古事記の世界では、物事が命令ではなく合議制で決められているんです。
同じ頃、外交的に作られた歴史書とは別に、自分たちの言葉で書かれた国の始まりの物語、古事記では、実に女性が強いんですね。男性は肝心なところで腰抜け、しょっちゅう女に怒られている。女性が太陽神(これもとても珍しい。女性は月に例えられることが多いので)で、一番しっかりしている。しかしその最高神が、天上世界で何をしているかというと、「下でなにが起こっているのかしら、誰か見てきてちょうだい」、「では誰を行かせましょう」と、命令ではなく合議制で決めているんです。
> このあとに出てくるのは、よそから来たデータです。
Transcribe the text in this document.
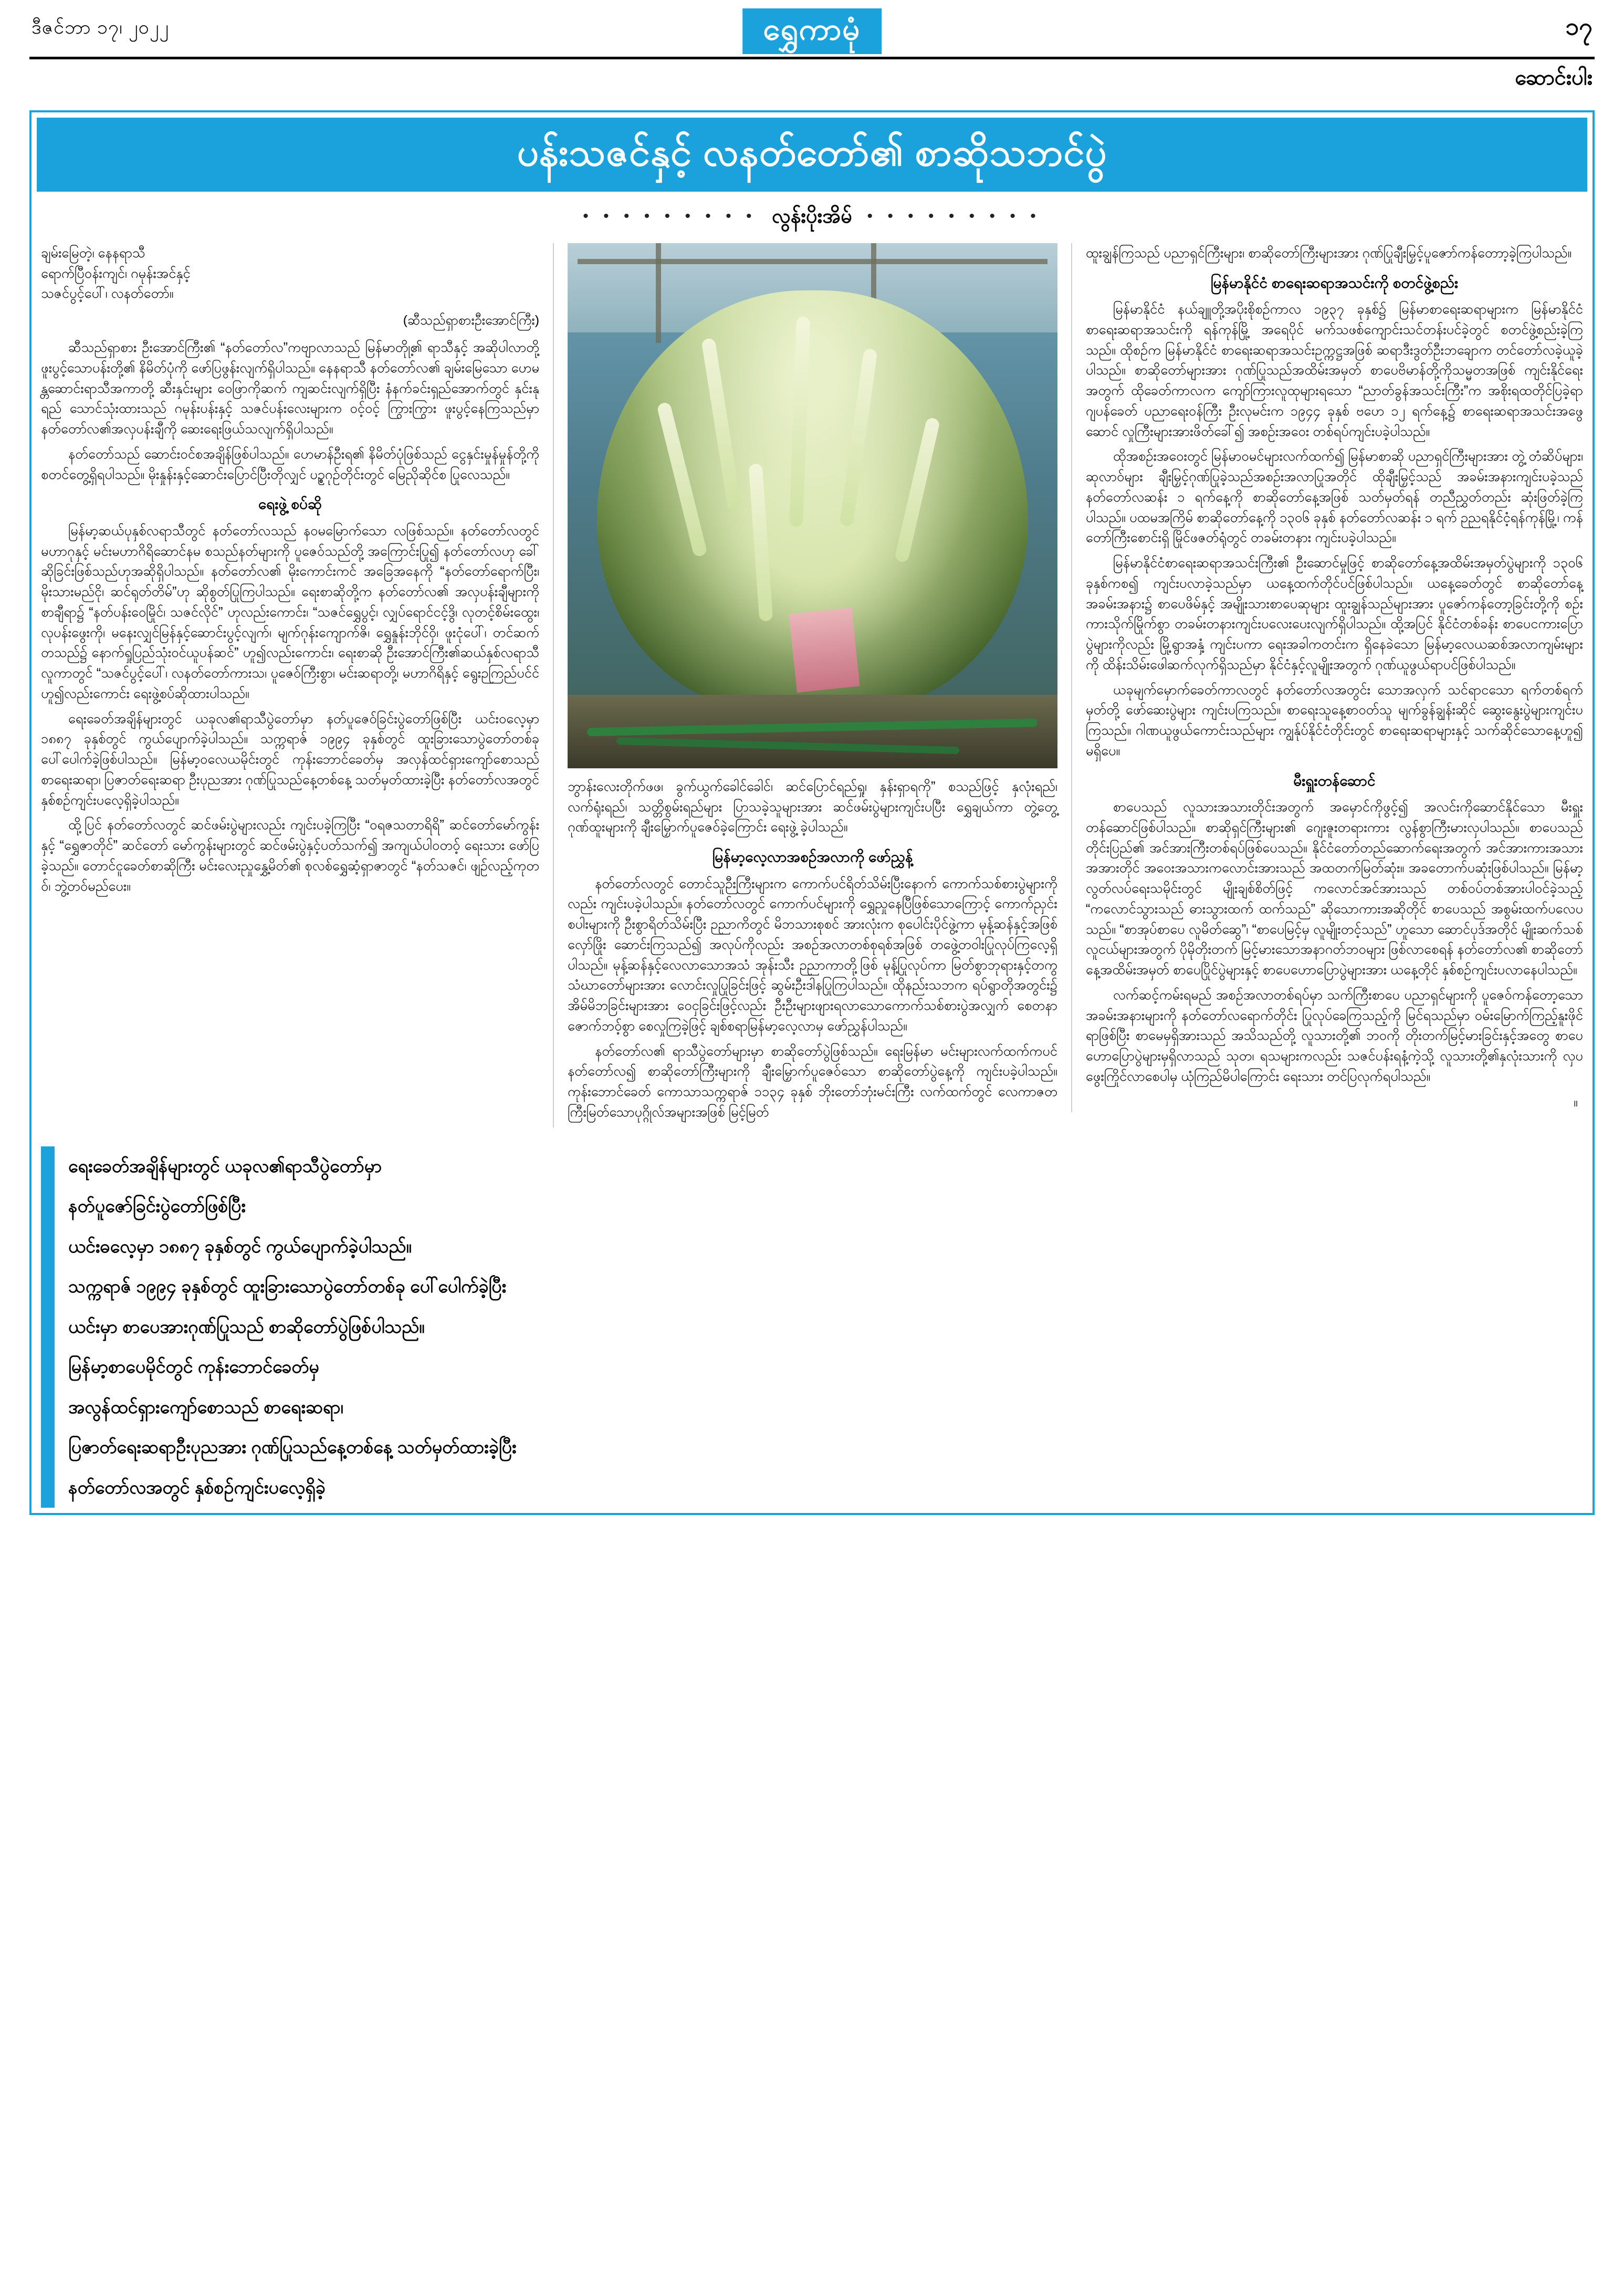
ဒီဇင်ဘာ ၁၇၊ ၂၀၂၂	ရွှေကာမုံ	၁၇
ဆောင်းပါး
ပန်းသဇင်နှင့် လနတ်တော်၏ စာဆိုသဘင်ပွဲ
• • • • • • • • • လွန်းပိုးအိမ် • • • • • • • • •
ချမ်းမြေတဲ့၊ နေနရာသီ
ရောက်ပြီဝန်းကျင်၊ ဂမုန်းအင်နှင့်
သဇင်ပွင့်ပေါ်၊ လနတ်တော်။
(ဆီသည်ရှာစားဦးအောင်ကြီး)

ဆီသည်ရှာစား ဦးအောင်ကြီး၏ “နတ်တော်လ”ကဗျာလာသည် မြန်မာတိုု့၏ ရာသီနှင့် အဆိုပါလာတို့ ဖူးပွင့်သောပန်းတို့၏ နိမိတ်ပုံကို ဖော်ပြဖွန်းလျက်ရှိပါသည်။ နေနရာသီ နတ်တော်လ၏ ချမ်းမြေသော ဟေမန္တဆောင်းရာသီအကာတို့ ဆီးနှင်းများ ဝေဖြာကိုဆက် ကျဆင်းလျက်ရှိပြီး နံနက်ခင်းရှည်အောက်တွင် နှင်းနုရည် သောင်သုံးထားသည် ဂမုန်းပန်းနှင့် သဇင်ပန်းလေးများက ဝင့်ဝင့် ကြွားကြွား ဖူးပွင့်နေကြသည်မှာ နတ်တော်လ၏အလှပန်းချီကို ဆေးရေးဖြယ်သလျက်ရှိပါသည်။

နတ်တော်သည် ဆောင်းဝင်စအချိန်ဖြစ်ပါသည်။ ဟေမာန်ဦးရ၏ နိမိတ်ပုံဖြစ်သည် ငွေနှင်းမှုန်မှုန်တို့ကို စတင်တွေ့ရှိရပါသည်။ မိုးနှုန်းနှင့်ဆောင်းပြောင်ပြီးတိုလျှင် ပဉ္စဂုဉ်တိုင်းတွင် မြေညိုဆိုင်စ ပြုလေသည်။

ရေးဖွဲ့ စပ်ဆို

မြန်မာ့ဆယ်ပုနှစ်လရာသီတွင် နတ်တော်လသည် နဝမမြောက်သော လဖြစ်သည်။ နတ်တော်လတွင် မဟာဂုနှင့် မင်းမဟာဂိရိဆောင်နမ စသည်နတ်များကို ပူဇေဝ်သည်တို့ အကြောင်းပြု၍ နတ်တော်လဟု ခေါ်ဆိုခြင်းဖြစ်သည်ဟုအဆိုရှိပါသည်။ နတ်တော်လ၏ မိုးကောင်းကင် အခြေအနေကို “နတ်တော်ရောက်ပြီး၊ မိုးသားမည်ငို၊ ဆင်ရုတ်တိမ်”ဟု ဆိုစွတ်ပြုကြပါသည်။ ရေးစာဆိုတို့က နတ်တော်လ၏ အလှပန်းချီများကို စာချီရာ၌ “နတ်ပန်းဝေမြိုင်၊ သဇင်လိုင်” ဟုလည်းကောင်း၊ “သဇင်ရွှေပွင့်၊ လျှပ်ရောင်ငင့်ဒွိ၊ လုတင့်စိမ်းထွေး၊ လုပန်းဖွေးကို၊ မနေးလျှင်မြန်နှင့်ဆောင်းပွင့်လျက်၊ မျက်ဂုန်းကျောက်ဇိ၊ ရွှေနှုန်းဘိုင်ဝှိ၊ ဖူးငုံပေါ်၊ တင်ဆက်တသည်၌ နောက်ရှုပြည်သုံးဝင်ယူပန်ဆင်” ဟူ၍လည်းကောင်း၊ ရေးစာဆို ဦးအောင်ကြီး၏ဆယ်နှစ်လရာသီ လူကာတွင် “သဇင်ပွင့်ပေါ်၊ လနတ်တော်ကားသ၊ ပူဇေဝ်ကြီးစွာ၊ မင်းဆရာတို့၊ မဟာဂိရိနှင့် ရွေးဉကြည်ပင်င် ဟူ၍လည်းကောင်း ရေးဖွဲ့စပ်ဆိုထားပါသည်။

ရေးခေတ်အချိန်များတွင် ယခုလ၏ရာသီပွဲတော်မှာ နတ်ပူဇေဝ်ခြင်းပွဲတော်ဖြစ်ပြီး ယင်းဝလေ့မှာ ၁၈၈၇ ခုနှစ်တွင် ကွယ်ပျောက်ခဲ့ပါသည်။ သက္ကရာဇ် ၁၉၉၄ ခုနှစ်တွင် ထူးခြားသောပွဲတော်တစ်ခု ပေါ်ပေါက်ခဲ့ဖြစ်ပါသည်။ မြန်မာ့ဝလေယမိုင်းတွင် ကုန်းဘောင်ခေတ်မှ အလှန်ထင်ရှားကျော်စောသည် စာရေးဆရာ၊ ပြဇာတ်ရေးဆရာ ဦးပုညအား ဂုဏ်ပြုသည်နေ့တစ်နေ့ သတ်မှတ်ထားခဲ့ပြီး နတ်တော်လအတွင် နှစ်စဉ်ကျင်းပလေ့ရှိခဲ့ပါသည်။

ထို့ပြင် နတ်တော်လတွင် ဆင်ဖမ်းပွဲများလည်း ကျင်းပခဲ့ကြပြီး “ဝရဇသတာရိရိ” ဆင်တော်မော်ကွန်းနှင့် “ရွှေဇာတိုင်” ဆင်တော် မော်ကွန်းများတွင် ဆင်ဖမ်းပွဲနှင့်ပတ်သက်၍ အကျယ်ပါဝတဝ့် ရေးသား ဖော်ပြခဲ့သည်။ တောင်ငူခေတ်စာဆိုကြီး မင်းလေးညှုနွှေ့မိတ်၏ စုလစ်ရွှေဆံ့ရှာဇာတွင် “နတ်သဇင်၊ ဖျဉ်လည့်ကုတဝ်၊ ဘွဲ့တဝ်မည်ပေး။

ဘွာန်းလေးတိုက်ဖဖ၊ ခွက်ယွက်ခေါင်ခေါင်၊ ဆင်ပြောင်ရည်ရှု၊ နှန်းရှာရကို” စသည်ဖြင့် နှလုံးရည်၊ လက်ရုံးရည်၊ သတ္တိစွမ်းရည်များ ပြာသခဲ့သူများအား ဆင်ဖမ်းပွဲများကျင်းပပြီး ရွှေချယ်ကာ တွဲ့တွေ့ဂုဏ်ထူးများကို ချီးမြှောက်ပူဇေဝ်ခဲ့ကြောင်း ရေးဖွဲ့ ခဲ့ပါသည်။

မြန်မာ့လေ့လာအစဉ်အလာကို ဖော်ညွှန့်

နတ်တော်လတွင် တောင်သူဉီးကြီးများက ကောက်ပင်ရိတ်သိမ်းပြီးနောက် ကောက်သစ်စားပွဲများကိုလည်း ကျင်းပခဲ့ပါသည်။ နတ်တော်လတွင် ကောက်ပင်များကို ရွှေညှုနေပြီဖြစ်သောကြောင့် ကောက်ညှင်းစပါးများကို ဦးစွာရိတ်သိမ်းပြီး ဉညာကိတွင် မိဘသားစုစင် အားလုံးက စုပေါင်းပိုင်ဖွဲ့ကာ မုန့်ဆန်နှင့်အဖြစ် လှော်ဖြိုး ဆောင်းကြသည်၍ အလုပ်ကိုလည်း အစဉ်အလာတစ်စုရစ်အဖြစ် တဖွေဲ့တဝါးပြုလုပ်ကြလေ့ရှိပါသည်။ မုန့်ဆန်နှင့်လေလာသောအသံ အုန်းသီး ဉညာကာတို့ဖြစ် မုန့်ပြုလုပ်ကာ မြတ်စွာဘုရားနှင့်တကွ သံဃာတော်များအား လောင်းလှုပြုခြင်းဖြင့် ဆွမ်းဦးဒါနပြုကြပါသည်။ ထိုနည်းသဘက ရပ်ရွာတိုအတွင်း၌ အိမ်မိဘခြင်းများအား ဝေငှခြင်းဖြင့်လည်း ဦးဦးများဖျားရလာသောကောက်သစ်စားပွဲအလျှက် စေတနာဇောက်ဘဝ့်စွာ စေလှုကြခဲ့ဖြင့် ချစ်စရာမြန်မာ့လေ့လာမှ ဖော်ညွှန်ပါသည်။

နတ်တော်လ၏ ရာသီပွဲတော်များမှာ စာဆိုတော်ပွဲဖြစ်သည်။ ရေးမြန်မာ မင်းများလက်ထက်ကပင် နတ်တော်လ၍ စာဆိုတော်ကြီးများကို ချီးမြှောက်ပူဇေဝ်သော စာဆိုတော်ပွဲနေ့ကို ကျင်းပခဲ့ပါသည်။ ကုန်းဘောင်ခေတ် ကောသာသက္ကရာဇ် ၁၁၃၄ ခုနှစ် ဘိုးတော်ဘုံးမင်းကြီး လက်ထက်တွင် လေကာဇတ ကြီးမြတ်သောပုဂ္ဂိုလ်အများအဖြစ် မြင့်မြတ်

ထူးချွန်ကြသည် ပညာရှင်ကြီးများ၊ စာဆိုတော်ကြီးများအား ဂုဏ်ပြုချီးမြှင့်ပူဇောာ်ကန်တောာ့ခဲ့ကြပါသည်။

မြန်မာနိုင်ငံ စာရေးဆရာအသင်းကို စတင်ဖွဲ့စည်း

မြန်မာနိုင်ငံ နယ်ချူတို့အပိုးစိုစဉ်ကာလ ၁၉၃၇ ခုနှစ်၌ မြန်မာစာရေးဆရာများက မြန်မာနိုင်ငံ စာရေးဆရာအသင်းကို ရန်ကုန်မြို့ အရေပိုင် မက်သဖစ်ကျောင်းသင်တန်းပင်ခဲ့တွင် စတင်ဖွဲ့စည်းခဲ့ကြသည်။ ထိုစဉ်က မြန်မာနိုင်ငံ စာရေးဆရာအသင်းဥက္ကဋ္ဌအဖြစ် ဆရာဒီးဒွတ်ဦးဘချောက တင်တော်လခဲ့ယူခဲ့ပါသည်။ စာဆိုတော်များအား ဂုဏ်ပြုသည်အထိမ်းအမှတ် စာပေဗိမာန်တို့ကိုသမ္မတအဖြစ် ကျင်းနိုင်ရေးအတွက် ထိုခေတ်ကာလက ကျော်ကြားလူထုများရသော “ညာတ်ခွန်အသင်းကြီး”က အစိုးရထတိုင်ပြခဲ့ရာ ဂျပန်ခေတ် ပညာရေးဝန်ကြီး ဦးလုမင်းက ၁၉၄၄ ခုနှစ် ဗဟေ ၁၂ ရက်နေ့၌ စာရေးဆရာအသင်းအဖွေဆောင် လှုကြီးများအားဖိတ်ခေါ်၍ အစဉ်းအဝေး တစ်ရပ်ကျင်းပခဲ့ပါသည်။

ထိုအစဉ်းအဝေးတွင် မြန်မာဝမင်များလက်ထက်၍ မြန်မာစာဆို ပညာရှင်ကြီးများအား တွဲ့ တံဆိပ်များ၊ ဆုလာဝ်များ ချီးမြှင့်ဂုဏ်ပြုခဲ့သည်အစဉ်းအလာပြုအတိုင် ထိုချီးမြှင့်သည် အခမ်းအနားကျင်းပခဲ့သည် နတ်တော်လဆန်း ၁ ရက်နေ့ကို စာဆိုတော်နေ့အဖြစ် သတ်မှတ်ရန် တညီညွှတ်တည်း ဆုံးဖြတ်ခဲ့ကြပါသည်။ ပထမအကြိမ် စာဆိုတော်နေ့ကို ၁၃၀၆ ခုနှစ် နတ်တော်လဆန်း ၁ ရက် ဉညရနိုင်ငံ့ရန်ကုန်မြို့၊ ကန်တော်ကြီးစောင်းရှိ မြိုင်ဖဇတ်ရုံတွင် တခမ်းတနား ကျင်းပခဲ့ပါသည်။

မြန်မာနိုင်ငံစာရေးဆရာအသင်းကြီး၏ ဦးဆောင်မှုဖြင့် စာဆိုတော်နေ့အထိမ်းအမှတ်ပွဲများကို ၁၃၀၆ ခုနှစ်ကစ၍ ကျင်းပလာခဲ့သည်မှာ ယနေ့ထက်တိုင်ပင်ဖြစ်ပါသည်။ ယနေ့ခေတ်တွင် စာဆိုတော်နေ့ အခမ်းအနား၌ စာပေဖိမ်နှင့် အမျိုးသားစာပေဆုများ ထူးချွန်သည်များအား ပူဇော်ကန်တော့ခြင်းတို့ကို စဉ်းကားသိုက်မြိုက်စွာ တခမ်းတနားကျင်းပလေးပေးလျက်ရှိပါသည်။ ထို့အပြင် နိုင်ငံတစ်ခန်း စာပေငကားပြောပွဲများကိုလည်း မြို့ရွာအနှံ့ ကျင်းပကာ ရေးအခါကတင်းက ရှိနေခဲသော မြန်မာ့လေယဆစ်အလာကျမ်းများကို ထိန်းသိမ်းဖေါဆက်လုက်ရှိသည်မှာ နိုင်ငံနှင့်လူမျိုးအတွက် ဂုဏ်ယူဖွယ်ရာပင်ဖြစ်ပါသည်။

ယခုမျက်မှောက်ခေတ်ကာလတွင် နတ်တော်လအတွင်း သောအလှက် သင်ရာငသော ရက်တစ်ရက်မှတ်တို့ ဖော်ဆေးပွဲများ ကျင်းပကြသည်။ စာရေးသူနေ့စာဝတ်သူ မျက်ခွန်ချွန်းဆိုင် ဆွေးနွေးပွဲများကျင်းပကြသည်။ ဂါဏယူဖွယ်ကောင်းသည်များ ကျွန်ုပ်နိုင်ငံတိုင်းတွင် စာရေးဆရာများနှင့် သက်ဆိုင်သောနေ့ဟူ၍ မရှိပေ။

မီးရှူးတန်ဆောင်

စာပေသည် လူသားအသားတိုင်းအတွက် အမှောင်ကိုဖွင့်၍ အလင်းကိုဆောင်နိုင်သော မီးရှူးတန်ဆောင်ဖြစ်ပါသည်။ စာဆိုရှင်ကြီးများ၏ ဂျေးဇူးတရားကား လွန်စွာကြီးမားလှပါသည်။ စာပေသည် တိုင်းပြည်၏ အင်အားကြီးတစ်ရပ်ဖြစ်ပေသည်။ နိုင်ငံတော်တည်ဆောက်ရေးအတွက် အင်အားကားအသားအအားတိုင် အဝေးအသားကလောင်းအားသည် အထတက်မြတ်ဆုံး။ အခတောက်ပဆုံးဖြစ်ပါသည်။ မြန်မာ့လွတ်လပ်ရေးသမိုင်းတွင် မျိုးချစ်စိတ်ဖြင့် ကလောင်အင်အားသည် တစ်ဝပ်တစ်အားပါဝင်ခဲ့သည့် “ကလောင်သွားသည် ဓားသွားထက် ထက်သည်” ဆိုသောကားအဆိုတိုင် စာပေသည် အစွမ်းထက်ပလေပသည်။ “စာအုပ်စာပေ လူမိတ်ဆွေ”၊ “စာပေမြင့်မှ လူမျိုးတင့်သည်” ဟူသော ဆောင်ပုဒ်အတိုင် မျိုးဆက်သစ်လူငယ်များအတွက် ပိုမိုတိုးတက် မြင့်မားသောအနာဂတ်ဘဝများ ဖြစ်လာစေရန် နတ်တော်လ၏ စာဆိုတော်နေ့အထိမ်းအမှတ် စာပေပြိုင်ပွဲများနှင့် စာပေဟောပြောပွဲများအား ယနေ့တိုင် နှစ်စဉ်ကျင်းပလာနေပါသည်။

လက်ဆင့်ကမ်းရမည် အစဉ်အလာတစ်ရပ်မှာ သက်ကြီးစာပေ ပညာရှင်များကို ပူဇေဝ်ကန်တော့သော အခမ်းအနားများကို နတ်တော်လရောက်တိုင်း ပြုလုပ်ခေကြသည့်ကို မြင်ရသည်မှာ ဝမ်းမြောက်ကြည့်နူးဖိုင်ရာဖြစ်ပြီး စာမေမှရှိအားသည် အသိသည်တို့ လူသားတို့၏ ဘဝကို တိုးတက်မြင့်မားခြင်းနှင့်အတွေ စာပေဟောပြောပွဲများမှရှိလာသည် သုတ၊ ရသများကလည်း သဇင်ပန်းရနံ့ကဲ့သို့ လူသားတို့၏နှလုံးသားကို လှပဖွေးကြိုင်လာစေပါမှ ယုံကြည်မိပါကြောင်း ရေးသား တင်ပြလုက်ရပါသည်။

။
ရေးခေတ်အချိန်များတွင် ယခုလ၏ရာသီပွဲတော်မှာ
နတ်ပူဇော်ခြင်းပွဲတော်ဖြစ်ပြီး
ယင်းဓလေ့မှာ ၁၈၈၇ ခုနှစ်တွင် ကွယ်ပျောက်ခဲ့ပါသည်။
သက္ကရာဇ် ၁၉၉၄ ခုနှစ်တွင် ထူးခြားသောပွဲတော်တစ်ခု ပေါ်ပေါက်ခဲ့ပြီး
ယင်းမှာ စာပေအားဂုဏ်ပြုသည် စာဆိုတော်ပွဲဖြစ်ပါသည်။
မြန်မာ့စာပေမိုင်တွင် ကုန်းဘောင်ခေတ်မှ
အလွန်ထင်ရှားကျော်စောသည် စာရေးဆရာ၊
ပြဇာတ်ရေးဆရာဦးပုညအား ဂုဏ်ပြုသည်နေ့တစ်နေ့ သတ်မှတ်ထားခဲ့ပြီး
နတ်တော်လအတွင် နှစ်စဉ်ကျင်းပလေ့ရှိခဲ့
出雲と大和の間の国譲りの物語にしても、国の歴史を書くなら、相手をこてんぱんにやっつけて、どれだけ自国が強いかを歴史に残したがるのが普通なのに、話し合いで譲っているんです。私はそれがとても不思議に思えて。でも、そういう土台、そして歌集にしても歴史書にしても、それを残してきた価値観こそ、日本人のいい意味でのゆるさであり、だからこそ独自の文化、自由な発想を生み出してきた。それは自信を持っていいと思います。
私が大切にしている日本
里中満智子さんが大切にしている3つのことをお伺いしました。
①万葉集
第一は万葉集です。戦後男女同権と言われながら、男だから、女のくせにという社会通念が残っている。日本男児は泣くもんじゃないというけれど、万葉集では恋の悲しみや、未練を男性が、正直に歌い上げている。それに驚いたのが中学生のころ、それからだんだん気づいて行くんですが、天皇と政治犯の歌が同列に扱われ、恋する女性の意志が高らかに歌われている。人々が身分の差なく心を求める。千三百年前、世界のどこに、これだけの、同じ教養を男女,身分の差なく共有しているところがあったでしょう。素敵、素晴らしい、すごいと思います。
②古事記
日本書紀は漢文で書かれた外交用の歴史書ですね、当時の中国に対し、国家としての体裁を証明するものです。その一方で、やまと言葉で書かれた古事記は荒唐無稽だと言われますが、少なくとも当時の人々がそうありたいと思っていたことが書かれているはずなんです。太陽神が女性の天照大神というのも、当時女帝だったからという政治的ファクターを説く人もいますが、それだけではないと思います。女性の真の強さと、男性の実は弱い部分が書かれている。また排泄物の再利用の記述がやたらと多い、今でいうオーガニックですね。ありとあらゆるものから、ありとあらゆるものが産まれることを説く。そして決定的な破壊がない、やはりゆるゆるなんです。
③日本語
万葉集は、現在も広く読まれています。そのまま読むことができるのです。つまりこれは日本語が日本語であり続けたからです。そして漢字、片仮名、平仮名、ローマ字など、新しいものが入ってきても、昔からの表記も捨てることなく、それぞれを工夫しながら、ニュアンスの違いをうまく伝えようとしている。縦書きも、横書きも可能だから目的、質に応じて使い分けられる。
最後まで聞かないと肯定か否定か分からないといわれる文章形態も、話しながら考えて、うまく落としどころをみつけようという、また相手の言い分に最後まで耳を傾けるという美徳を生み出している。争わないですむ方法も実はその辺りの、つまりいい意味でのゆるさにあるのではないでしょうか。